Le conflit en cours entre les États-Unis, Israël et l’Iran s’est étendu à l’ensemble de la région et continuera presque certainement à provoquer de graves perturbations en matière de sécurité, d’aviation et d’activité économique. L’Iran a délibérément veillé à ce que les hostilités dépassent le cadre israélien afin d’imposer un coût stratégique aux États-Unis et à leurs partenaires régionaux.
Outre les frappes contre Israël, l’Iran et des acteurs alignés ont ciblé des installations militaires américaines aux Émirats arabes unis (EAU), en Arabie saoudite, au Qatar, à Oman, au Koweït, à Bahreïn, en Jordanie et en Irak.
Les prochaines 24 à 48 heures seront déterminantes pour définir la trajectoire du conflit et ses impacts durables sur les États du Golfe.
Les organisations doivent immédiatement adopter une gestion rigoureuse de leur exposition : confirmer la localisation des collaborateurs, limiter les déplacements, suspendre les voyages non essentiels et planifier une volatilité prolongée de l’espace aérien au moins jusqu’à la mi-mars.
Points clés
- Le conflit États-Unis–Israël avec l’Iran est désormais régional et devrait très probablement s’intensifier à court terme, entraînant de graves perturbations aériennes, économiques et sécuritaires dans le Golfe et plus largement au Moyen-Orient.
- Malgré la perte de hauts responsables iraniens, y compris Khamenei, la capacité et l’intention de l’Iran de mener des attaques régionales à court terme devraient rester intactes, en raison d’une planification successorale de longue date et du contrôle opérationnel exercé par le Corps des gardiens de la révolution islamique (CGRI).
- Les Émirats arabes unis émergent comme centre de gravité opérationnel. L’aéroport international de Dubaï (DXB), deuxième aéroport international le plus fréquenté au monde et hub aérien mondial critique, demeure fermé. Les impacts des attaques ont provoqué des victimes et des incendies à Dubaï et Abou Dhabi.
Analyse de situation : évolutions des 48 dernières heures
Les hostilités ont débuté tôt le 28 février, lorsque les forces américaines et israéliennes ont lancé une campagne de frappes aériennes visant des dirigeants et des sites militaires à travers l’Iran, ainsi que des installations présumées liées au programme nucléaire iranien.
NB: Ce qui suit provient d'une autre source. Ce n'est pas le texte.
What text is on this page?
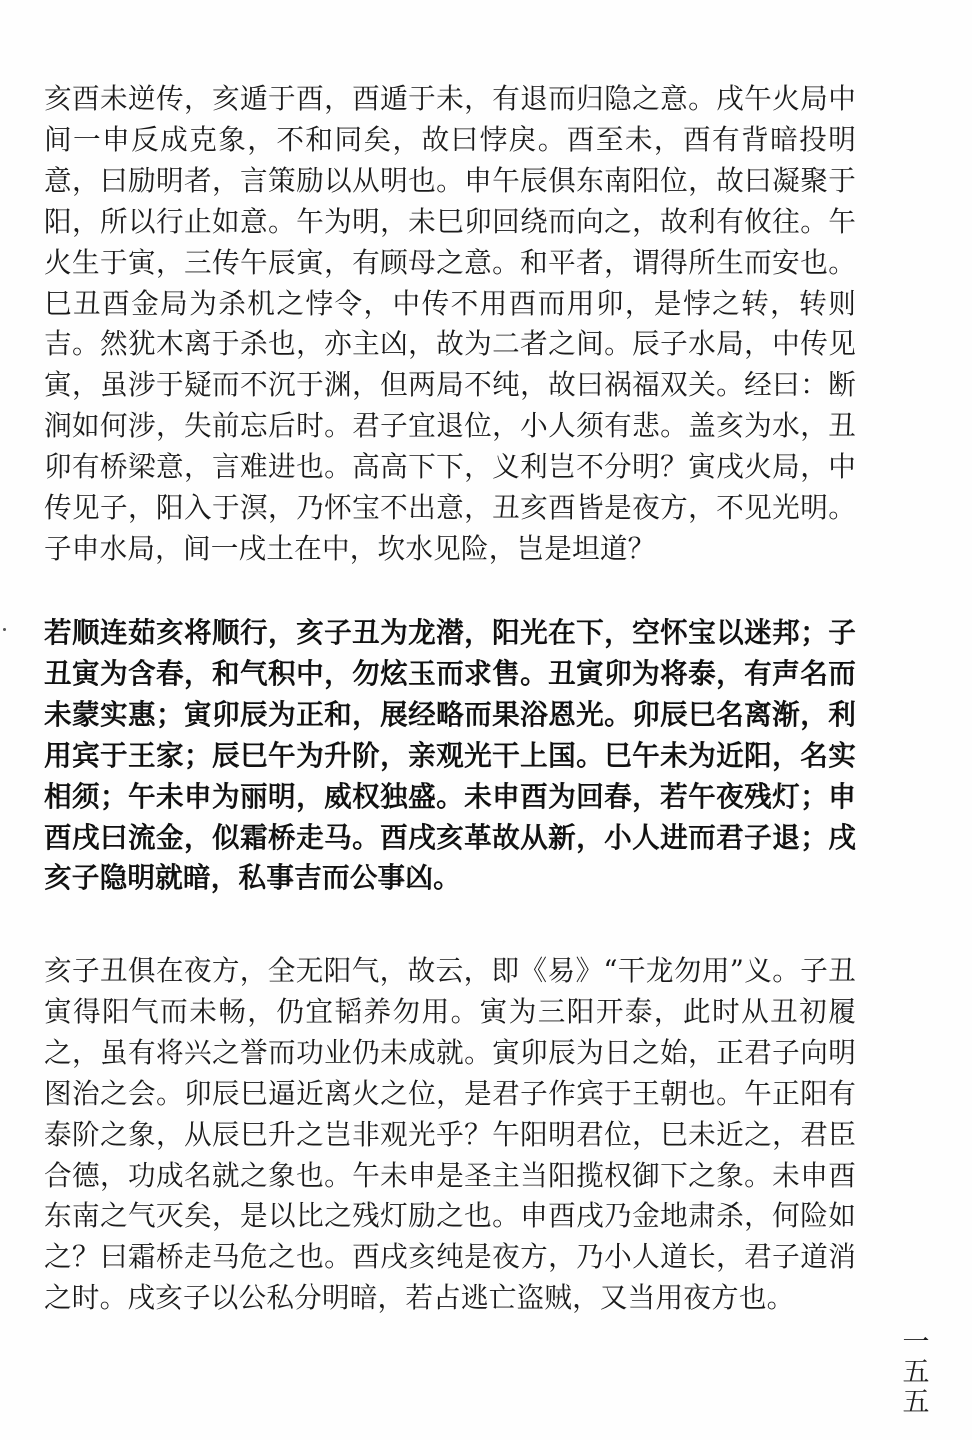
亥酉未逆传，亥遁于酉，酉遁于未，有退而归隐之意。戌午火局中间一申反成克象，不和同矣，故曰悖戾。酉至未，酉有背暗投明意，曰励明者，言策励以从明也。申午辰俱东南阳位，故曰凝聚于阳，所以行止如意。午为明，未巳卯回绕而向之，故利有攸往。午火生于寅，三传午辰寅，有顾母之意。和平者，谓得所生而安也。巳丑酉金局为杀机之悖令，中传不用酉而用卯，是悖之转，转则吉。然犹木离于杀也，亦主凶，故为二者之间。辰子水局，中传见寅，虽涉于疑而不沉于渊，但两局不纯，故曰祸福双关。经曰：断涧如何涉，失前忘后时。君子宜退位，小人须有悲。盖亥为水，丑卯有桥梁意，言难进也。高高下下，义利岂不分明？寅戌火局，中传见子，阳入于溟，乃怀宝不出意，丑亥酉皆是夜方，不见光明。子申水局，间一戌土在中，坎水见险，岂是坦道？

若顺连茹亥将顺行，亥子丑为龙潜，阳光在下，空怀宝以迷邦；子丑寅为含春，和气积中，勿炫玉而求售。丑寅卯为将泰，有声名而未蒙实惠；寅卯辰为正和，展经略而果浴恩光。卯辰巳名离渐，利用宾于王家；辰巳午为升阶，亲观光干上国。巳午未为近阳，名实相须；午未申为丽明，威权独盛。未申酉为回春，若午夜残灯；申酉戌曰流金，似霜桥走马。酉戌亥革故从新，小人进而君子退；戌亥子隐明就暗，私事吉而公事凶。

亥子丑俱在夜方，全无阳气，故云，即《易》“干龙勿用”义。子丑寅得阳气而未畅，仍宜韬养勿用。寅为三阳开泰，此时从丑初履之，虽有将兴之誉而功业仍未成就。寅卯辰为日之始，正君子向明图治之会。卯辰巳逼近离火之位，是君子作宾于王朝也。午正阳有泰阶之象，从辰巳升之岂非观光乎？午阳明君位，巳未近之，君臣合德，功成名就之象也。午未申是圣主当阳揽权御下之象。未申酉东南之气灭矣，是以比之残灯励之也。申酉戌乃金地肃杀，何险如之？曰霜桥走马危之也。酉戌亥纯是夜方，乃小人道长，君子道消之时。戌亥子以公私分明暗，若占逃亡盗贼，又当用夜方也。

一
五
五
L’Iran poursuit ses représailles par des attaques de missiles et de drones contre Israël, ainsi que contre des installations militaires américaines et des infrastructures connexes au Moyen-Orient, notamment aux EAU, à Bahreïn, au Qatar, au Koweït, à Oman, en Arabie saoudite et en Jordanie.
Des informations préliminaires indiquent que la première vague de frappes des Forces de défense israéliennes (FDI) a ciblé les plus hauts responsables politiques et sécuritaires iraniens. Les médias d’État iraniens ont confirmé la mort du Guide suprême, l’ayatollah Ali Khamenei, lors de ces frappes tôt le 1er mars.
D’autres hauts responsables auraient également été tués, notamment Mohammad Pakpour, commandant en chef du Corps des gardiens de la révolution islamique, et Aziz Nasirzadeh, ministre de la Défense.
Les ambassades étrangères dans les capitales du Moyen-Orient — notamment celles de l’Australie, du Canada, de la France, de l’Allemagne, du Royaume-Uni et des États-Unis — ont émis des avertissements à l’attention de leurs ressortissants, allant d’appels à la vigilance renforcée à des consignes de confinement selon les localités et le niveau de menace. Plusieurs gouvernements, dont le Royaume-Uni, recommandent à leurs citoyens de quitter l’Iran dès que des options commerciales ou des dispositifs d’évacuation le permettent.
Situation par pays : Iran, Israël et Émirats arabes unis
Iran
Les autorités iraniennes ont renforcé les mesures de sécurité à l’échelle nationale dans un contexte d’incertitude concernant la succession au pouvoir et d’éventuelles opérations militaires supplémentaires. Les responsables ont indiqué que les mesures de représailles se poursuivent, ce qui augmente la probabilité d’échanges prolongés dans les prochains jours.
Les premières informations font état de pertes humaines importantes depuis le 28 février. Des explosions et impacts de missiles ont été signalés à Téhéran, Ispahan, Karaj, Kermanshah, Lorestan, Tabriz, Qom et dans d’autres zones de l’ouest et du centre du pays.
Les perturbations aériennes restent majeures. L’Iran a fermé son espace aérien national au trafic civil. Le pays continue également de subir de graves perturbations d’internet et des télécommunications.
Des déploiements sécuritaires accrus et des perturbations localisées des transports terrestres sont probables à proximité des zones touchées. Les autorités pourraient imposer de nouvelles restrictions internes, notamment des couvre-feux, des limitations de circulation ou des mesures aux frontières.
Conseils :
- Ne pas voyager en Iran.
- Les personnes présentes sur place doivent se confiner. En cas d’explosions ou de sirènes d’alerte aérienne, rester à l’écart des fenêtres et des murs extérieurs.
- Suivre les médias locaux fiables et les consignes des forces de sécurité, notamment en cas d’instruction de se rendre dans un abri anti-aérien.
- Maintenir le contact avec les représentations diplomatiques.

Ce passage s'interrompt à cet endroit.